Angola has officially launched the first phase of its long-awaited Cabinda oil refinery, with initial production scheduled to begin by the end of 2025, Mining Zimbabwe can report.
By Rudairo Mapuranga
The move marks a critical first step in the country’s ambitious strategy to curb gasoline imports, ensure domestic fuel security, and position itself as a key supplier for the energy-strapped nations of Southern Africa.
The Cabinda Refinery, a 60,000 barrel per day (bpd) facility, is being developed in phases by Gemcorp Holdings. The initial phase will focus on producing diesel, heavy fuel oil, and naphtha. This is a cornerstone of the Angolan government’s broader Refining and Fuel Storage Expansion Strategy, managed by the Institute for the Regulation of Petroleum Derivatives (IRDP).
“The launch of the Cabinda refinery is not just an Angolan project; it is a strategic investment for the entire region,” said Patricio Vilar, CEO of IRDP, speaking at the Angola Oil & Gas (AOG) 2025 conference. “Our goal is to achieve surplus production for export, directly addressing the fuel supply challenges faced by our landlocked neighbours.”
Angola, Africa’s second-largest crude oil producer, has historically exported its crude only to spend billions of dollars importing refined petroleum products due to a lack of domestic refining capacity. This new refining push, which also includes the recently upgraded Luanda Refinery and the upcoming Lobito Refinery, aims to reverse that dynamic.

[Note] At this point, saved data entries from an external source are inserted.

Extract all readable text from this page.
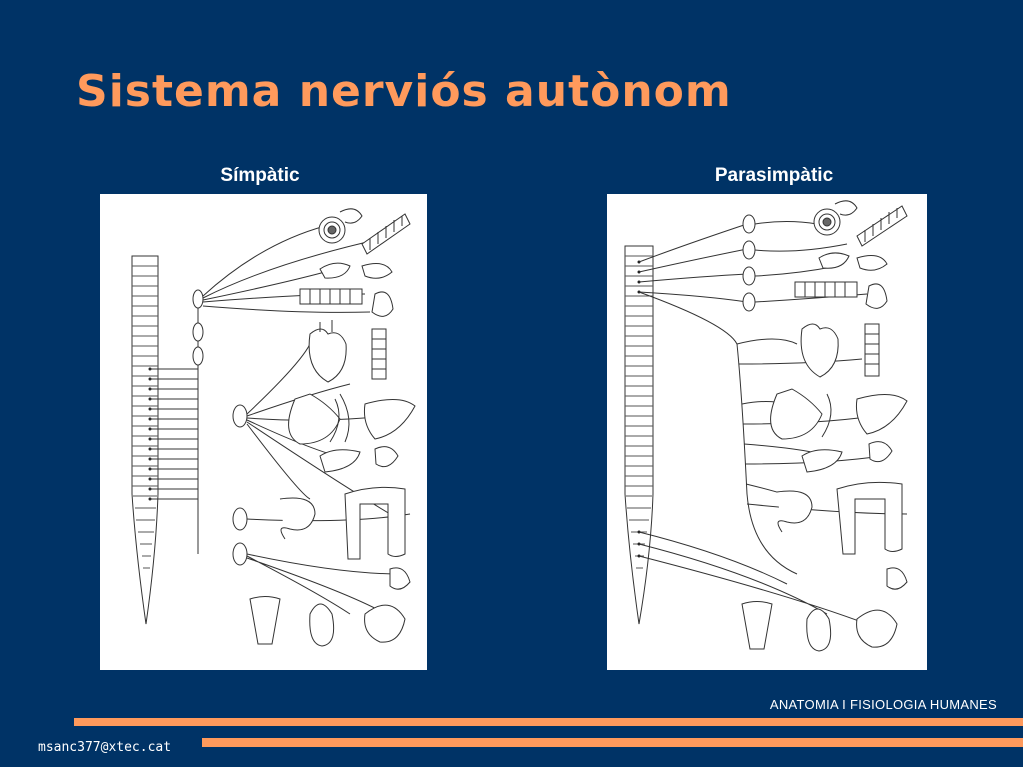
Sistema nerviós autònom
Símpàtic	Parasimpàtic
ANATOMIA I FISIOLOGIA HUMANES
msanc377@xtec.cat
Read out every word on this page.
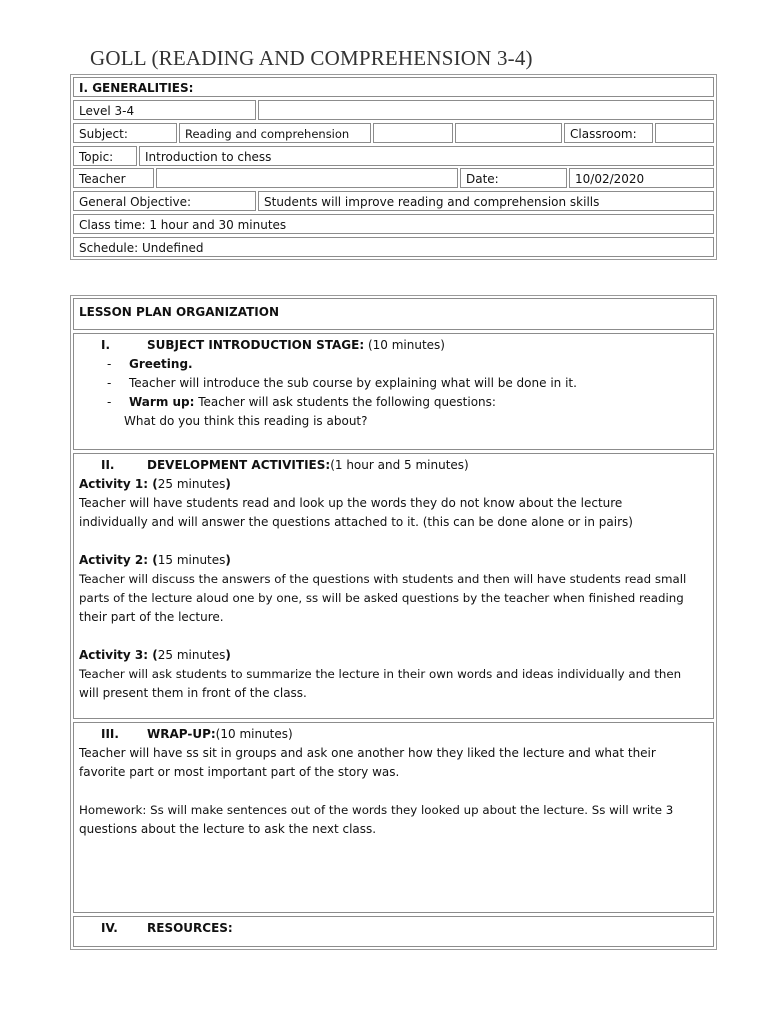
GOLL (READING AND COMPREHENSION 3-4)
I. GENERALITIES:
Level 3-4
Subject:	Reading and comprehension	Classroom:
Topic:	Introduction to chess
Teacher	Date:	10/02/2020
General Objective:	Students will improve reading and comprehension skills
Class time: 1 hour and 30 minutes
Schedule: Undefined
LESSON PLAN ORGANIZATION

I.	SUBJECT INTRODUCTION STAGE: (10 minutes)

- Greeting.

- Teacher will introduce the sub course by explaining what will be done in it.

- Warm up: Teacher will ask students the following questions:

What do you think this reading is about?

II.	DEVELOPMENT ACTIVITIES:(1 hour and 5 minutes)

Activity 1: (25 minutes)

Teacher will have students read and look up the words they do not know about the lecture

individually and will answer the questions attached to it. (this can be done alone or in pairs)

Activity 2: (15 minutes)

Teacher will discuss the answers of the questions with students and then will have students read small

parts of the lecture aloud one by one, ss will be asked questions by the teacher when finished reading

their part of the lecture.

Activity 3: (25 minutes)

Teacher will ask students to summarize the lecture in their own words and ideas individually and then

will present them in front of the class.

III. WRAP-UP:(10 minutes)

Teacher will have ss sit in groups and ask one another how they liked the lecture and what their

favorite part or most important part of the story was.

Homework: Ss will make sentences out of the words they looked up about the lecture. Ss will write 3

questions about the lecture to ask the next class.

IV. RESOURCES:
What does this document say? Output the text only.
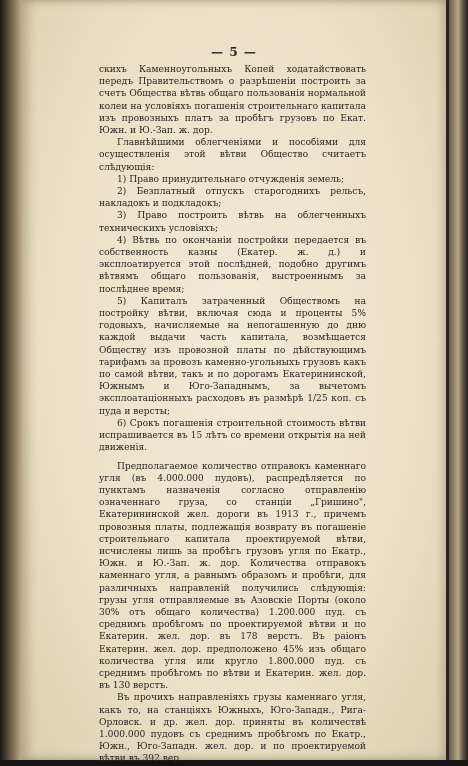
— 5 —

скихъ Каменноугольныхъ Копей ходатайствовать передъ Правительствомъ о разрѣшеніи построить за счетъ Общества вѣтвь общаго пользованія нормальной колеи на условіяхъ погашенія строительнаго капитала изъ провозныхъ платъ за пробѣгъ грузовъ по Екат. Южн. и Ю.-Зап. ж. дор.

Главнѣйшими облегченіями и пособіями для осуществленія этой вѣтви Общество считаетъ слѣдующія:

1) Право принудительнаго отчужденія земель;

2) Безплатный отпускъ старогоднихъ рельсъ, накладокъ и подкладокъ;

3) Право построить вѣтвь на облегченныхъ техническихъ условіяхъ;

4) Вѣтвь по окончаніи постройки передается въ собственность казны (Екатер. ж. д.) и эксплоатируется этой послѣдней, подобно другимъ вѣтвямъ общаго пользованія, выстроеннымъ за послѣднее время;

5) Капиталъ затраченный Обществомъ на постройку вѣтви, включая сюда и проценты 5% годовыхъ, начисляемые на непогашенную до дню каждой выдачи часть капитала, возмѣщается Обществу изъ провозной платы по дѣйствующимъ тарифамъ за провозъ каменно-угольныхъ грузовъ какъ по самой вѣтви, такъ и по дорогамъ Екатерининской, Южнымъ и Юго-Западнымъ, за вычетомъ эксплоатаціонныхъ расходовъ въ размѣрѣ 1/25 коп. съ пуда и версты;

6) Срокъ погашенія строительной стоимость вѣтви испрашивается въ 15 лѣтъ со времени открытія на ней движенія.

Предполагаемое количество отправокъ каменнаго угля (въ 4.000.000 пудовъ), распредѣляется по пунктамъ назначенія согласно отправленію означеннаго груза, со станціи „Гришино", Екатерининской жел. дороги въ 1913 г., причемъ провозныя платы, подлежащія возврату въ погашеніе строительнаго капитала проектируемой вѣтви, исчислены лишь за пробѣгъ грузовъ угля по Екатр., Южн. и Ю.-Зап. ж. дор. Количества отправокъ каменнаго угля, а равнымъ образомъ и пробѣги, для различныхъ направленій получились слѣдующія: грузы угля отправляемые въ Азовскіе Порты (около 30% отъ общаго количества) 1.200.000 пуд. съ среднимъ пробѣгомъ по проектируемой вѣтви и по Екатерин. жел. дор. въ 178 верстъ. Въ раіонъ Екатерин. жел. дор. предположено 45% изъ общаго количества угля или кругло 1.800.000 пуд. съ среднимъ пробѣгомъ по вѣтви и Екатерин. жел. дор. въ 130 верстъ.

Въ прочихъ направленіяхъ грузы каменнаго угля, какъ то, на станціяхъ Южныхъ, Юго-Западн., Рига-Орловск. и др. жел. дор. приняты въ количествѣ 1.000.000 пудовъ съ среднимъ пробѣгомъ по Екатр., Южн., Юго-Западн. жел. дор. и по проектируемой вѣтви въ 392 вер.
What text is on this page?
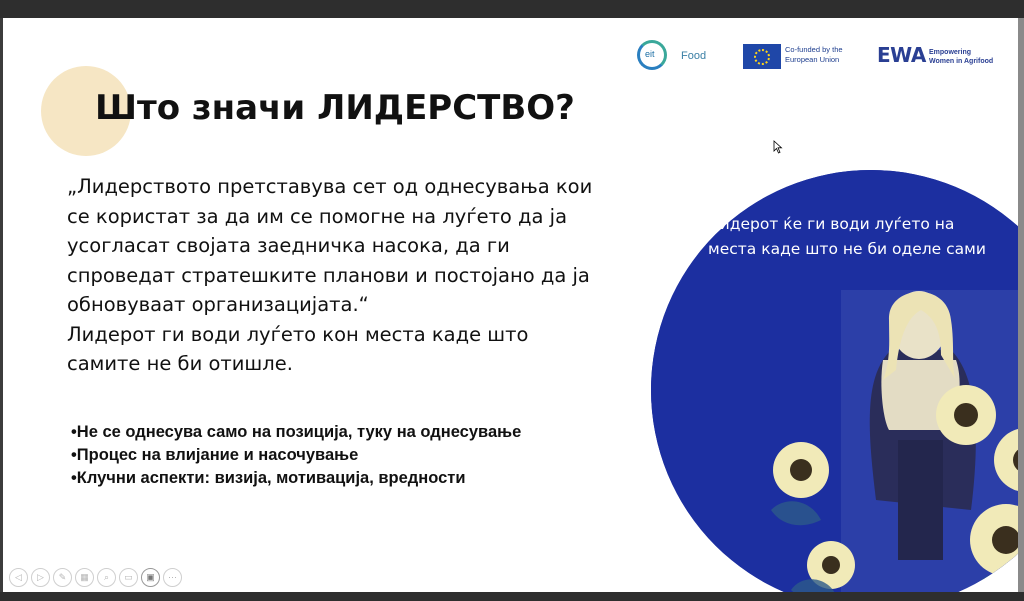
Што значи ЛИДЕРСТВО?

„Лидерството претставува сет од однесувања кои

се користат за да им се помогне на луѓето да ја

усогласат својата заедничка насока, да ги

спроведат стратешките планови и постојано да ја

обновуваат организацијата.“

Лидерот ги води луѓето кон места каде што

самите не би отишле.

•Не се однесува само на позиција, туку на однесување
•Процес на влијание и насочување
•Клучни аспекти: визија, мотивација, вредности
eit Food
Co-funded by the
European Union EWA Empowering
Women in Agrifood
Лидерот ќе ги води луѓето на
места каде што не би оделе сами
◁	▷	✎	▦	⌕	▭	▣	⋯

For Southern Africa, the implications are significant:
Energy Security for Landlocked Nations: Countries like Zimbabwe, Zambia, Botswana, and the Democratic Republic of the Congo (DRC) rely heavily on road and rail imports of fuel from South Africa, Mozambique, and Tanzania. Angolan refined products, shipped via the port of Lobito or through existing pipelines, would provide a crucial and competitive alternative, diversifying supply chains and reducing regional dependency on a few routes.
Economic Integration and Trade: Angola’s shift to a net fuel exporter would create new trade corridors. The operational Benguela Railway, which runs from Lobito to the DRC border, is poised to become a vital artery for distributing refined fuels into the continental interior, boosting regional integration and reducing overall logistics costs.
Stabilising Prices and Supply: Regional refining capacity helps mitigate the impact of global oil price volatility and supply disruptions. A local source of diesel, critical for mining, agriculture, and transport, could lead to greater price stability and reliability for key industries across the Southern African Development Community (SADC) bloc.
At the AOG 2025 conference, the IRDP outlined a comprehensive master plan that extends beyond Cabinda. The strategy encompasses:
· Luanda Refinery: Recently expanded to 1,200,000 litres/day of diesel and 700,000 litres/day of gasoline.
· Lobito Refinery: A planned 200,000 bpd facility that would be the largest in the country, squarely aimed at the export market.
· Expanded Storage: Development of new and expanded fuel storage terminals across Angola to ensure buffer stocks for domestic and regional demand.
The Cabinda refinery’s initial output will first serve to meet acute domestic shortages in the enclave region before contributing to the national grid. However, analysts note that the full commissioning of Angola’s refinery pipeline is the key to unlocking its potential as a major regional energy hub, fundamentally altering the fuel supply dynamics of Southern Africa.